Direct-conversion counting x-ray detectors can be used in x-ray imaging, for instance in computed tomography, angiography or radiography. The x-ray radiation or the photons can be converted into electrical pulses by means of a suitable sensor. CdTe, CZT, CdZnTeSe, CdTeSe, CdMnTe, InP, TlBr2, HgI2, GaAs or other materials can be used as sensor material for instance. The electrical pulses are evaluated by an evaluation electronics system, for instance an integrated circuit (Application Specific Integrated Circuit, ASIC) and are counted if they exceed a defined threshold.
An analog front end and a digital front end are typically disposed in the integrated circuit. In the analog front end the first steps have an amplification of the small input signals and a pulse shaping. In principle it is possible to differentiate between unipolar pulse shaping and bipolar pulse shaping during the pulse shaping. Unipolar pulse shaping can achieve better results in respect of noise and energy resolution. Bipolar pulse shaping is advantageous in the case of high photon fluxes. With high photon fluxes the input signals of the photons occur in rapid sequence, in this way superimpositions of a number of input signals can take place, known as the pileup effect, which may result in a corrupted number of detected events and in corrupted energy information. The use of bipolar pulse shaping can reduce the superimposition of a number of input signals.
The analog front end typically consists of a number of stages, which each perform a single task. The preamplifier is typically designed as a charge amplifier or transimpedance amplifier. In the case of a charge amplifier with capacitative feedback, the charge pulse or the input signal is integrated with the capacitor, causing the voltage at the preamplifier output to change stage by stage. The voltage can be reset using different mechanisms, for instance using a triggered switch, a parallel-connected high-resistance resistor or a controlled current source. A pulse shaper or shaper is arranged downstream of the preamplifier in at least one second stage. The pulse shaper consists of a number of stages. A CRM-RCN pulse shaper can typically be used. The CR element serves as a high-pass filter. For M=1, it generates a unipolar pulse from the voltage jump, said pulse having a fall time which is defined by the design of the high-pass filter. For M=2, it generates a bipolar pulse from the voltage jump by connecting a second high-pass filter downstream thereof. The further pulse shaping is then used by the RC elements or low-pass filters, in order to achieve an approximation to a Gaussian pulse in the case of a unipolar pulse for instance.

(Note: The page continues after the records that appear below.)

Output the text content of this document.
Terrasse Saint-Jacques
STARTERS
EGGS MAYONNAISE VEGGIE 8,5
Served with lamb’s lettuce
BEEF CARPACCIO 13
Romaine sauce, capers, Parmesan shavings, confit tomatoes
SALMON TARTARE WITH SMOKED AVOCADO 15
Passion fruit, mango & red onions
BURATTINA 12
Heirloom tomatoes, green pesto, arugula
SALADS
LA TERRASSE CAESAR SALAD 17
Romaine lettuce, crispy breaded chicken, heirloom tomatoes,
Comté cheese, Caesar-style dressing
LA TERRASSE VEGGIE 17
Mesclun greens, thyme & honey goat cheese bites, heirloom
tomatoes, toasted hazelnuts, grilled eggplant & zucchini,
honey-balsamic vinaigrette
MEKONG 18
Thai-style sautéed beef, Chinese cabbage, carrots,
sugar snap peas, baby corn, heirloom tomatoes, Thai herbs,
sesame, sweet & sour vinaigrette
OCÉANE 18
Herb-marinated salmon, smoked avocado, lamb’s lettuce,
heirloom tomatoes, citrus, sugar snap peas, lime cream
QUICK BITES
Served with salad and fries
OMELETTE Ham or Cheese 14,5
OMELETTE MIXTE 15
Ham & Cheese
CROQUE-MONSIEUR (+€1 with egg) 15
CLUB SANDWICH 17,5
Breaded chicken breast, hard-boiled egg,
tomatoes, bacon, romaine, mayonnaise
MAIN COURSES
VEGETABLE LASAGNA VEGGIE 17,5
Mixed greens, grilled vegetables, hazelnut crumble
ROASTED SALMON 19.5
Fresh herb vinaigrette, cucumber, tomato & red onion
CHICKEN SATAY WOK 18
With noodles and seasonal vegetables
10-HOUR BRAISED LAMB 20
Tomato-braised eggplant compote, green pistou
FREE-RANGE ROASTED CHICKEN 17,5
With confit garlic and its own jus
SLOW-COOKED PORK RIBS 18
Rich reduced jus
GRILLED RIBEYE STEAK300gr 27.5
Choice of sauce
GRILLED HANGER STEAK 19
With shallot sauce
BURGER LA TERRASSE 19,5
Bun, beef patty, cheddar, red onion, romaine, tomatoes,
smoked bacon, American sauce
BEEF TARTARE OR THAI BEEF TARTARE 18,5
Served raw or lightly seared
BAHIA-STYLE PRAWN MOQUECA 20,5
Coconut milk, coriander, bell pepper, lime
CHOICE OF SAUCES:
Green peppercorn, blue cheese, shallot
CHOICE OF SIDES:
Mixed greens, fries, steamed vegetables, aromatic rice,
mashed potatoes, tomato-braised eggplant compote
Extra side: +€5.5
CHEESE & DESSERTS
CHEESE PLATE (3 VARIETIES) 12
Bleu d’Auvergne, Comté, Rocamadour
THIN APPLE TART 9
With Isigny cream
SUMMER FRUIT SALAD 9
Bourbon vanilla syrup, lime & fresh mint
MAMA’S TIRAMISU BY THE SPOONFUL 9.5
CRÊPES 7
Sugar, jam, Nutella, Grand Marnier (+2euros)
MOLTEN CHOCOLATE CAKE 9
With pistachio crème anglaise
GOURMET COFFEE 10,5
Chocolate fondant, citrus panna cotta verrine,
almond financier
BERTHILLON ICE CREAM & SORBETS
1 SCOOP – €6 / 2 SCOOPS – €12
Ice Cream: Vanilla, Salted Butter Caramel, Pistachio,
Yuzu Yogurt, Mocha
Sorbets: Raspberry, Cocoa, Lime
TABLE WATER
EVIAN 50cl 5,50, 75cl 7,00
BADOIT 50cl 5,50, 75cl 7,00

Many different clinical examination types are performed with the aid of computed tomography and computed tomography is used for many different diagnostic situations. The quality parameters of the computed tomography system, for instance the spectrum of the x-ray radiation, the photon flux, are selected as a function of the examination type or the situation. The inventors have recognized that an additional adjustment or weighing of the energy resolution and the linearity of the x-ray detector is desirable. It is desirable for the measuring system to be optimally attuned to the examination type or situation before the recording takes place. To reduce an unwanted superimposition of individual signals and to achieve an optimal resolution, a switchable pulse shaping is desirable in order to adjust the x-ray detector to the photon flux.